Camper dans la forêt, ça les tente plutôt bien

chargement
Par OSLO FRÉDÉRIC DUBOIS

Les milliers de campeurs font partie intégrante des Mondiaux de ski nordique. Nous nous sommes invités dans les forêts qui entourent les sites de compétition d'Oslo-Holmenkollen.

Les nuits sont froides voire glaciales, les températures baissent, le climat hivernal est inamical? Peu leur... chaut. Ils sont des dizaines de milliers, le week-end surtout, à effectuer le pèlerinage lors de chaque compétition internationale. Dans les forêts qui jouxtent l'arène et les tremplins d'Holmenkollen, des champignons d'un genre spécial émergent de la neige: les tentes des campeurs venus assister aux Mondiaux.

On s'y rend. Quinze à vingt minutes de marche depuis le site des épreuves, avec, toujours, l'occasion de voir les champions du fond défiler à ses côtés. On s'engage dans la pente. Le jeu des constructions a débuté. Les lattes, les ustensiles de cuisine, tout est étalé en toute confiance, au vu de chacun. En contrebas, un édifice plus grand que les précédents. Celui qu'a dressé un quintette d'extrêmement bonne humeur venu de la région d'Akershus, à moins d'une heure de route d'Oslo, et de Bergen, dans l'ouest du pays. Andreas, Eirik, Haavard, Christian et Thomas donnent de la voix à chaque passage d'un concurrent. Deux d'entre eux sont étudiants, les trois autres travaillent pour l'Air Force.

Pourquoi le camping et pas le confort de la ville? «Pour nous sentir libres», répond l'un. «Parce que si nous logions à l'hôtel, nous ne pourrions pas nous permettre de sortir pendant cinq ou six jours», complète l'autre. «Et puis, on veut vivre l'expérience en entier, en connaître toutes les sensations.» Pour son pote, «c'est bon de s'aérer l'esprit et de faire quelque chose qui sort de l'ordinaire.
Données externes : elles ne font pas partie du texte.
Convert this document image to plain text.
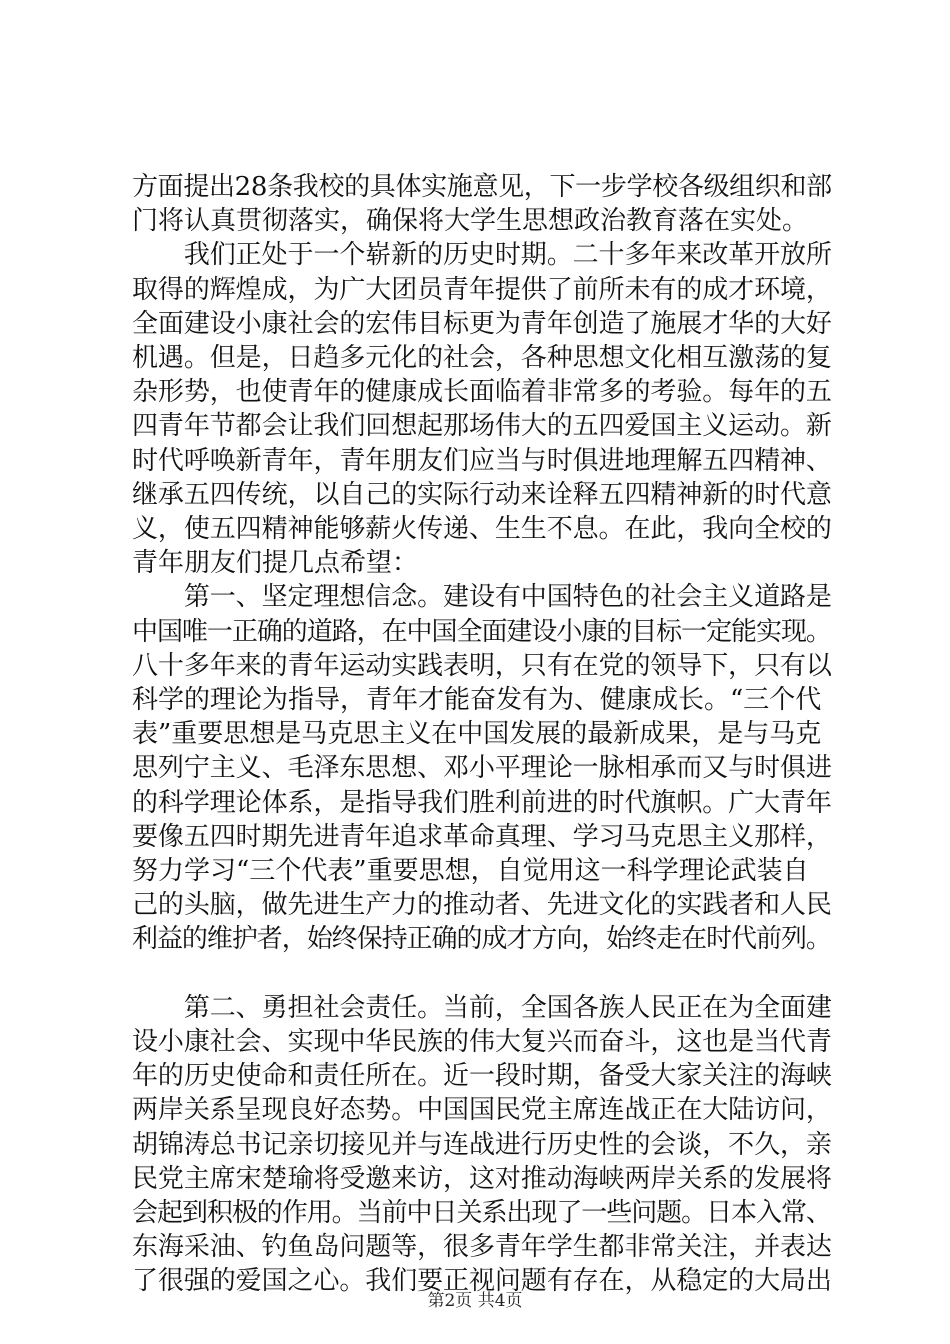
方面提出28条我校的具体实施意见，下一步学校各级组织和部
门将认真贯彻落实，确保将大学生思想政治教育落在实处。
　　我们正处于一个崭新的历史时期。二十多年来改革开放所
取得的辉煌成，为广大团员青年提供了前所未有的成才环境，
全面建设小康社会的宏伟目标更为青年创造了施展才华的大好
机遇。但是，日趋多元化的社会，各种思想文化相互激荡的复
杂形势，也使青年的健康成长面临着非常多的考验。每年的五
四青年节都会让我们回想起那场伟大的五四爱国主义运动。新
时代呼唤新青年，青年朋友们应当与时俱进地理解五四精神、
继承五四传统，以自己的实际行动来诠释五四精神新的时代意
义，使五四精神能够薪火传递、生生不息。在此，我向全校的
青年朋友们提几点希望：
　　第一、坚定理想信念。建设有中国特色的社会主义道路是
中国唯一正确的道路，在中国全面建设小康的目标一定能实现。
八十多年来的青年运动实践表明，只有在党的领导下，只有以
科学的理论为指导，青年才能奋发有为、健康成长。“三个代
表”重要思想是马克思主义在中国发展的最新成果，是与马克
思列宁主义、毛泽东思想、邓小平理论一脉相承而又与时俱进
的科学理论体系，是指导我们胜利前进的时代旗帜。广大青年
要像五四时期先进青年追求革命真理、学习马克思主义那样，
努力学习“三个代表”重要思想，自觉用这一科学理论武装自
己的头脑，做先进生产力的推动者、先进文化的实践者和人民
利益的维护者，始终保持正确的成才方向，始终走在时代前列。
　　第二、勇担社会责任。当前，全国各族人民正在为全面建
设小康社会、实现中华民族的伟大复兴而奋斗，这也是当代青
年的历史使命和责任所在。近一段时期，备受大家关注的海峡
两岸关系呈现良好态势。中国国民党主席连战正在大陆访问，
胡锦涛总书记亲切接见并与连战进行历史性的会谈，不久，亲
民党主席宋楚瑜将受邀来访，这对推动海峡两岸关系的发展将
会起到积极的作用。当前中日关系出现了一些问题。日本入常、
东海采油、钓鱼岛问题等，很多青年学生都非常关注，并表达
了很强的爱国之心。我们要正视问题有存在，从稳定的大局出
第2页 共4页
C'est aussi une activité très sociale.»

Les joyeux drilles n'ont pas raté une miette du 10 km classique des dames. Après avoir applaudi à tout rompre, ils se sont penchés sur leur indispensable récepteur radiophonique. C'est que Marit Björgen est menacée par la Polonaise Justina Kowalczyk, qu'ils n'apprécient que modérément. La Norvégienne triomphera encore pour leur plus grand soulagement. «Oui, nous sommes fiers de notre pays, nous avons toujours un drapeau avec nous. Si nous ne remportions qu'une seule course, nous ne serions pas heureux. Quand Kowalczyk a pris huit secondes d'avance, c'était comme un petit moment de dépression. Nous connaissons Cologna, nous avons beaucoup de respect pour lui. Il reste dangereux pour le 50 km. Mais s'il peut ne gagner que l'argent...»

Thomas devient notre informateur privilégié, pendant que les autres continuent à festoyer autour du feu. «En bas, la moyenne d'âge des campeurs doit être de 25 ans environ. Plus haut, en tous les cas le week-end, elle doit être de plus de 40 ans.» On vient aussi en famille dans des secteurs qui leur sont spécialement dédiés. Bizarrement, les vacances scolaires ne coïncident pas avec les Mondiaux. «Je trouve cela très étrange. A Lillehammer, en 1994, on les avait décalées pour qu'elles correspondent avec les dates des Jeux.»

Le camping favorise les rencontres. «Dans le bus, si vous parlez à quelqu'un, il trouvera cela presque surnaturel, mais ici, c'est tout le contraire. Il suffit de se balader et de voir quelqu'un. Un dialogue s'instaurera et vous connaîtrez mieux les gens.»

Il n'y a pas que des Norvégiens. «J'ai croisé un Allemand, des Suédois et aussi des Russes.» Thomas s'arrête un instant. Les livreurs de bois font leur tournée. L'équipe commande un ou deux modestes fagots. «C'est très cher: 100 couronnes (réd: un peu plus de 15 francs suisses) l'unité.» Mais tout le monde doit y passer... «et cela peut aussi servir de chaise», sourit Eirik.

Avant qu'on quitte le quintette, Thomas nous offre une savoureuse boisson locale, composée de concentré de mûres, d'eau chaude et d'une pointe de vodka. Lui et ses camarades sont arrivés vendredi dernier, sont repartis lundi et reviendront le week-end prochain. Ils s'inquiètent déjà. «On devra arriver tôt pour retrouver la très bonne place qu'on a dénichée là.»

Parce que, comme dans n'importe quel autre contexte, il y a l'offre et surtout une forêt de demandes. /FDU

«J'ai un lit surélevé, je peux dormir en boxer!»

Camper à Oslo, cela commence par le déblayage. «A trois, nous avons mis une heure pour enlever la neige. Après, monter la tente ne prend que peu de temps», explique Thomas. L'après-midi, on prépare le feu et on mange. «On a beaucoup de saucisses et aussi une viande, du ragoût de b½uf, couramment consommée par les militaires.» On a sa paire de skis à portée de main, mais on s'en sert à doses homéopathiques. Le soir, «il fait nuit vers 18h ou 19h. On se réunit autour du feu, on boit et on se raconte des histoires, sur le ski et sur n'importe quoi d'autre.»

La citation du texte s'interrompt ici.